Scott - That's right. So the data not only is vast but it's also various. So we have all sorts of information - satellite data, climate model data, all with different variables, different weather variables say temperature humidity pressure etc. and just trying to picture that in anyone's head is just unfathomable. So we need those computer models which can build these really complex large matrices, multi-dimensional systems and search for those relationships, cross-validate things we may not even think is relevant. But actually if it does come out relevant that could be a game changer.

Chris - Now how does the A.I. or the machine learning side of it come into the equation?

Scott - So machine learning, sort of "under the hood", is just statistical algorithms that we've been using for decades. Learning is key here. All we're doing with these algorithms is looking for those relationships and providing an answer or a possible answer to a person. We're not doing AI at the moment because the I, the intelligence, suggests that we're going to do something with that data. Now in for self-driving cars the car needs to be intelligent to know whether to slam the brakes on. Our intelligence comes from the the businesses or the government officials that need to make those decisions. So the machine learning is that layer to provide decision makers with a robust set of tools, a robust set of analysis which they can make their decisions.

Chris - Researchers from many different fields are using these sorts of approaches now though aren't they? For instance in the last two years we've seen researchers take pictures of skin lesions and then ask a computer to learn what a healthy mole versus a potentially cancerous mole looks like. And by the time it's finished learning, it can outperform dermatologists who have been through umpteen years of medical school and board level exams to make sure that they're good doctors. So could this system effectively teach itself what to look for though?

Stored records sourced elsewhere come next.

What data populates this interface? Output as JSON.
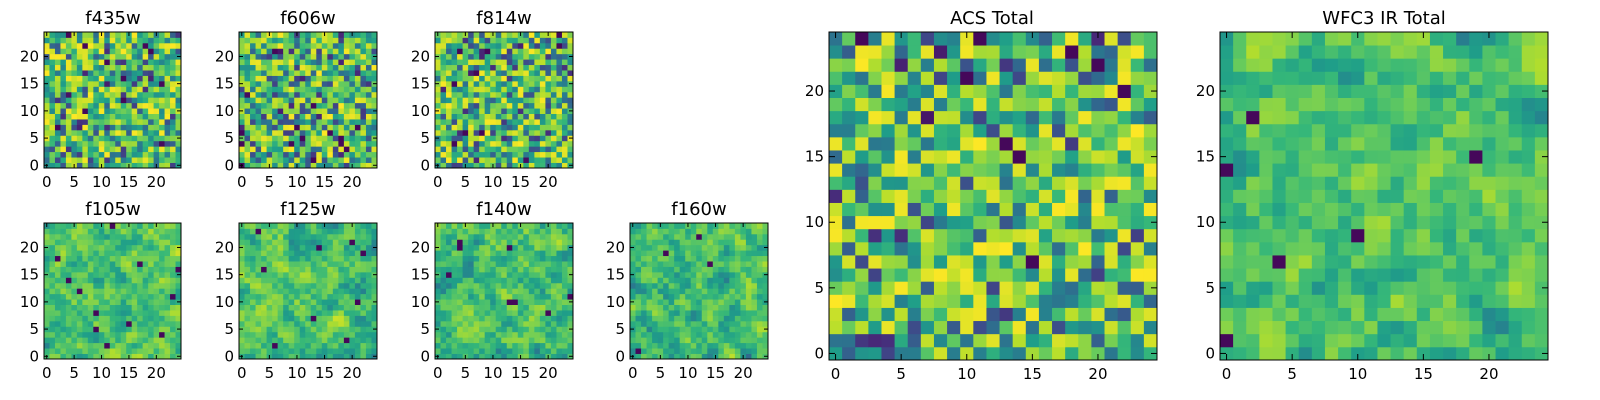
{
  "figure": {
    "background": "#ffffff",
    "colormap": "viridis"
  },
  "chart_data": [
    {
      "type": "heatmap",
      "title": "f435w",
      "xlabel": "",
      "ylabel": "",
      "rows": 25,
      "cols": 25,
      "xlim": [
        0,
        24
      ],
      "ylim": [
        0,
        24
      ],
      "xticks": [
        "0",
        "5",
        "10",
        "15",
        "20"
      ],
      "yticks": [
        "0",
        "5",
        "10",
        "15",
        "20"
      ],
      "values_note": "",
      "seed": 11,
      "smooth": 0,
      "bias": 0.15
    },
    {
      "type": "heatmap",
      "title": "f606w",
      "xlabel": "",
      "ylabel": "",
      "rows": 25,
      "cols": 25,
      "xlim": [
        0,
        24
      ],
      "ylim": [
        0,
        24
      ],
      "xticks": [
        "0",
        "5",
        "10",
        "15",
        "20"
      ],
      "yticks": [
        "0",
        "5",
        "10",
        "15",
        "20"
      ],
      "values_note": "",
      "seed": 23,
      "smooth": 0,
      "bias": 0.15
    },
    {
      "type": "heatmap",
      "title": "f814w",
      "xlabel": "",
      "ylabel": "",
      "rows": 25,
      "cols": 25,
      "xlim": [
        0,
        24
      ],
      "ylim": [
        0,
        24
      ],
      "xticks": [
        "0",
        "5",
        "10",
        "15",
        "20"
      ],
      "yticks": [
        "0",
        "5",
        "10",
        "15",
        "20"
      ],
      "values_note": "",
      "seed": 37,
      "smooth": 0,
      "bias": 0.15
    },
    {
      "type": "heatmap",
      "title": "f105w",
      "xlabel": "",
      "ylabel": "",
      "rows": 25,
      "cols": 25,
      "xlim": [
        0,
        24
      ],
      "ylim": [
        0,
        24
      ],
      "xticks": [
        "0",
        "5",
        "10",
        "15",
        "20"
      ],
      "yticks": [
        "0",
        "5",
        "10",
        "15",
        "20"
      ],
      "values_note": "",
      "seed": 41,
      "smooth": 1,
      "bias": 0.25
    },
    {
      "type": "heatmap",
      "title": "f125w",
      "xlabel": "",
      "ylabel": "",
      "rows": 25,
      "cols": 25,
      "xlim": [
        0,
        24
      ],
      "ylim": [
        0,
        24
      ],
      "xticks": [
        "0",
        "5",
        "10",
        "15",
        "20"
      ],
      "yticks": [
        "0",
        "5",
        "10",
        "15",
        "20"
      ],
      "values_note": "",
      "seed": 53,
      "smooth": 1,
      "bias": 0.2
    },
    {
      "type": "heatmap",
      "title": "f140w",
      "xlabel": "",
      "ylabel": "",
      "rows": 25,
      "cols": 25,
      "xlim": [
        0,
        24
      ],
      "ylim": [
        0,
        24
      ],
      "xticks": [
        "0",
        "5",
        "10",
        "15",
        "20"
      ],
      "yticks": [
        "0",
        "5",
        "10",
        "15",
        "20"
      ],
      "values_note": "",
      "seed": 67,
      "smooth": 1,
      "bias": 0.15
    },
    {
      "type": "heatmap",
      "title": "f160w",
      "xlabel": "",
      "ylabel": "",
      "rows": 25,
      "cols": 25,
      "xlim": [
        0,
        24
      ],
      "ylim": [
        0,
        24
      ],
      "xticks": [
        "0",
        "5",
        "10",
        "15",
        "20"
      ],
      "yticks": [
        "0",
        "5",
        "10",
        "15",
        "20"
      ],
      "values_note": "",
      "seed": 79,
      "smooth": 1,
      "bias": 0.1
    },
    {
      "type": "heatmap",
      "title": "ACS Total",
      "xlabel": "",
      "ylabel": "",
      "rows": 25,
      "cols": 25,
      "xlim": [
        0,
        24
      ],
      "ylim": [
        0,
        24
      ],
      "xticks": [
        "0",
        "5",
        "10",
        "15",
        "20"
      ],
      "yticks": [
        "0",
        "5",
        "10",
        "15",
        "20"
      ],
      "values_note": "",
      "seed": 97,
      "smooth": 0,
      "bias": 0.3
    },
    {
      "type": "heatmap",
      "title": "WFC3 IR Total",
      "xlabel": "",
      "ylabel": "",
      "rows": 25,
      "cols": 25,
      "xlim": [
        0,
        24
      ],
      "ylim": [
        0,
        24
      ],
      "xticks": [
        "0",
        "5",
        "10",
        "15",
        "20"
      ],
      "yticks": [
        "0",
        "5",
        "10",
        "15",
        "20"
      ],
      "values_note": "",
      "seed": 113,
      "smooth": 1,
      "bias": 0.2
    }
  ]
}
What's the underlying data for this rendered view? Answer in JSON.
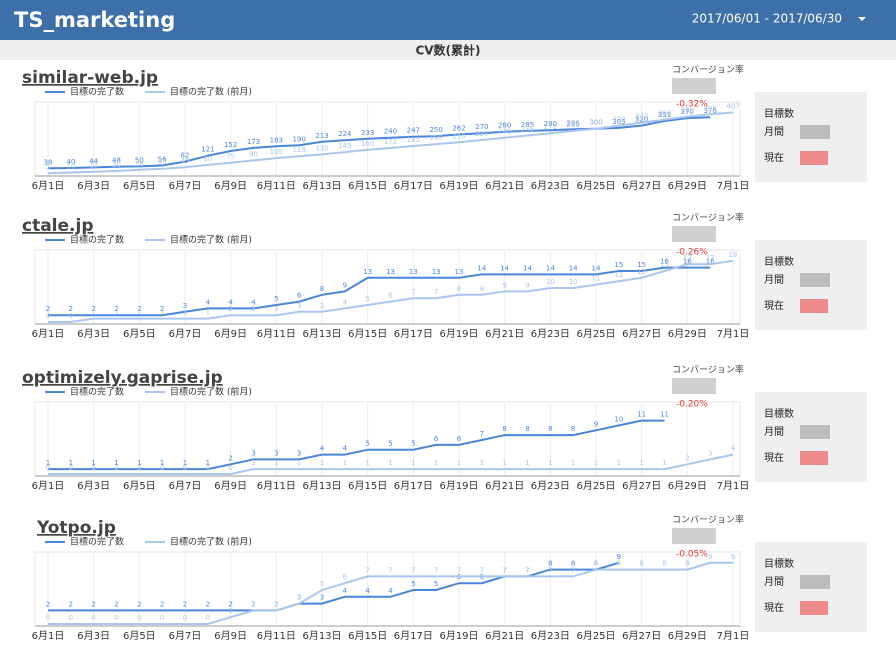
{
  "header": {
    "title": "TS_marketing",
    "date_range": "2017/06/01 - 2017/06/30"
  },
  "section_title": "CV数(累計)",
  "panels": [
    {
      "conversion_label": "コンバージョン率",
      "change": "-0.32%",
      "goal_title": "目標数",
      "monthly": "月間",
      "current": "現在"
    },
    {
      "conversion_label": "コンバージョン率",
      "change": "-0.26%",
      "goal_title": "目標数",
      "monthly": "月間",
      "current": "現在"
    },
    {
      "conversion_label": "コンバージョン率",
      "change": "-0.20%",
      "goal_title": "目標数",
      "monthly": "月間",
      "current": "現在"
    },
    {
      "conversion_label": "コンバージョン率",
      "change": "-0.05%",
      "goal_title": "目標数",
      "monthly": "月間",
      "current": "現在"
    }
  ],
  "chart_data": [
    {
      "type": "line",
      "title": "similar-web.jp",
      "categories": [
        "6月1日",
        null,
        "6月3日",
        null,
        "6月5日",
        null,
        "6月7日",
        null,
        "6月9日",
        null,
        "6月11日",
        null,
        "6月13日",
        null,
        "6月15日",
        null,
        "6月17日",
        null,
        "6月19日",
        null,
        "6月21日",
        null,
        "6月23日",
        null,
        "6月25日",
        null,
        "6月27日",
        null,
        "6月29日",
        null,
        "7月1日"
      ],
      "series": [
        {
          "name": "目標の完了数",
          "color": "#4a86d8",
          "values": [
            38,
            40,
            44,
            48,
            50,
            56,
            82,
            121,
            152,
            173,
            183,
            190,
            213,
            224,
            233,
            240,
            247,
            250,
            262,
            270,
            280,
            285,
            290,
            296,
            300,
            305,
            320,
            351,
            370,
            376,
            null
          ]
        },
        {
          "name": "目標の完了数 (前月)",
          "color": "#a9c7ee",
          "values": [
            5,
            10,
            15,
            20,
            28,
            35,
            45,
            60,
            75,
            90,
            105,
            118,
            130,
            145,
            160,
            172,
            185,
            198,
            210,
            225,
            240,
            255,
            270,
            285,
            300,
            320,
            340,
            360,
            380,
            395,
            407
          ]
        }
      ],
      "ylim": [
        0,
        450
      ],
      "legend": "top-left"
    },
    {
      "type": "line",
      "title": "ctale.jp",
      "categories": [
        "6月1日",
        null,
        "6月3日",
        null,
        "6月5日",
        null,
        "6月7日",
        null,
        "6月9日",
        null,
        "6月11日",
        null,
        "6月13日",
        null,
        "6月15日",
        null,
        "6月17日",
        null,
        "6月19日",
        null,
        "6月21日",
        null,
        "6月23日",
        null,
        "6月25日",
        null,
        "6月27日",
        null,
        "6月29日",
        null,
        "7月1日"
      ],
      "series": [
        {
          "name": "目標の完了数",
          "color": "#4a86d8",
          "values": [
            2,
            2,
            2,
            2,
            2,
            2,
            3,
            4,
            4,
            4,
            5,
            6,
            8,
            9,
            13,
            13,
            13,
            13,
            13,
            14,
            14,
            14,
            14,
            14,
            14,
            15,
            15,
            16,
            16,
            16,
            null
          ]
        },
        {
          "name": "目標の完了数 (前月)",
          "color": "#a9c7ee",
          "values": [
            0,
            0,
            1,
            1,
            1,
            1,
            1,
            1,
            2,
            2,
            2,
            3,
            3,
            4,
            5,
            6,
            7,
            7,
            8,
            8,
            9,
            9,
            10,
            10,
            11,
            12,
            13,
            15,
            17,
            17,
            18
          ]
        }
      ],
      "ylim": [
        0,
        20
      ],
      "legend": "top-left"
    },
    {
      "type": "line",
      "title": "optimizely.gaprise.jp",
      "categories": [
        "6月1日",
        null,
        "6月3日",
        null,
        "6月5日",
        null,
        "6月7日",
        null,
        "6月9日",
        null,
        "6月11日",
        null,
        "6月13日",
        null,
        "6月15日",
        null,
        "6月17日",
        null,
        "6月19日",
        null,
        "6月21日",
        null,
        "6月23日",
        null,
        "6月25日",
        null,
        "6月27日",
        null,
        "6月29日",
        null,
        "7月1日"
      ],
      "series": [
        {
          "name": "目標の完了数",
          "color": "#4a86d8",
          "values": [
            1,
            1,
            1,
            1,
            1,
            1,
            1,
            1,
            2,
            3,
            3,
            3,
            4,
            4,
            5,
            5,
            5,
            6,
            6,
            7,
            8,
            8,
            8,
            8,
            9,
            10,
            11,
            11,
            null,
            null,
            null
          ]
        },
        {
          "name": "目標の完了数 (前月)",
          "color": "#a9c7ee",
          "values": [
            0,
            0,
            0,
            0,
            0,
            0,
            0,
            0,
            0,
            1,
            1,
            1,
            1,
            1,
            1,
            1,
            1,
            1,
            1,
            1,
            1,
            1,
            1,
            1,
            1,
            1,
            1,
            1,
            2,
            3,
            4
          ]
        }
      ],
      "ylim": [
        0,
        14
      ],
      "legend": "top-left"
    },
    {
      "type": "line",
      "title": "Yotpo.jp",
      "categories": [
        "6月1日",
        null,
        "6月3日",
        null,
        "6月5日",
        null,
        "6月7日",
        null,
        "6月9日",
        null,
        "6月11日",
        null,
        "6月13日",
        null,
        "6月15日",
        null,
        "6月17日",
        null,
        "6月19日",
        null,
        "6月21日",
        null,
        "6月23日",
        null,
        "6月25日",
        null,
        "6月27日",
        null,
        "6月29日",
        null,
        "7月1日"
      ],
      "series": [
        {
          "name": "目標の完了数",
          "color": "#4a86d8",
          "values": [
            2,
            2,
            2,
            2,
            2,
            2,
            2,
            2,
            2,
            2,
            2,
            3,
            3,
            4,
            4,
            4,
            5,
            5,
            6,
            6,
            7,
            7,
            8,
            8,
            8,
            9,
            null,
            null,
            null,
            null,
            null
          ]
        },
        {
          "name": "目標の完了数 (前月)",
          "color": "#a9c7ee",
          "values": [
            0,
            0,
            0,
            0,
            0,
            0,
            0,
            0,
            1,
            2,
            2,
            3,
            5,
            6,
            7,
            7,
            7,
            7,
            7,
            7,
            7,
            7,
            7,
            7,
            8,
            8,
            8,
            8,
            8,
            9,
            9
          ]
        }
      ],
      "ylim": [
        0,
        10
      ],
      "legend": "top-left"
    }
  ]
}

Scott - Absolutely so these algorithms can do -  we can look at satellite images for instance, we could look at how disease spreads in forests, in vegetation, how different crops had their crop yields are suffering say to climate change and so these are things which the naked eye, are human eye, might struggle to pick out those signals, but a machine learning algorithm given enough data can see those signals.

Chris - And what does it then do with that information? Does it sort of flag to you and say “okay I've spotted this relationship, here's one that you need to now work on”?

Scott - Yeah. So we should never use machine learning as a black box and just trust the answer. You do need still maintain your expertise in climate science. Look at that information and say actually does this make sense? And maybe you'll go back to take a more traditional approach and build up a computer model to follow through a new theory.

Chris - I also mentioned earthquake data and things like that because I know that you're looking specifically what the climate has been doing will be doing. But you could take the same knowledge and the same approach, drawing huge amounts of information together to find out how this things and systems work, and apply it to many different things.

Scott - We can apply these algorithms all over the world so we can look at ice sheets and melting ice sheets and what that means for the communities in the Himalayas. There are 2 billion people that rely on this water. So these algorithms are an absolute game changer for people.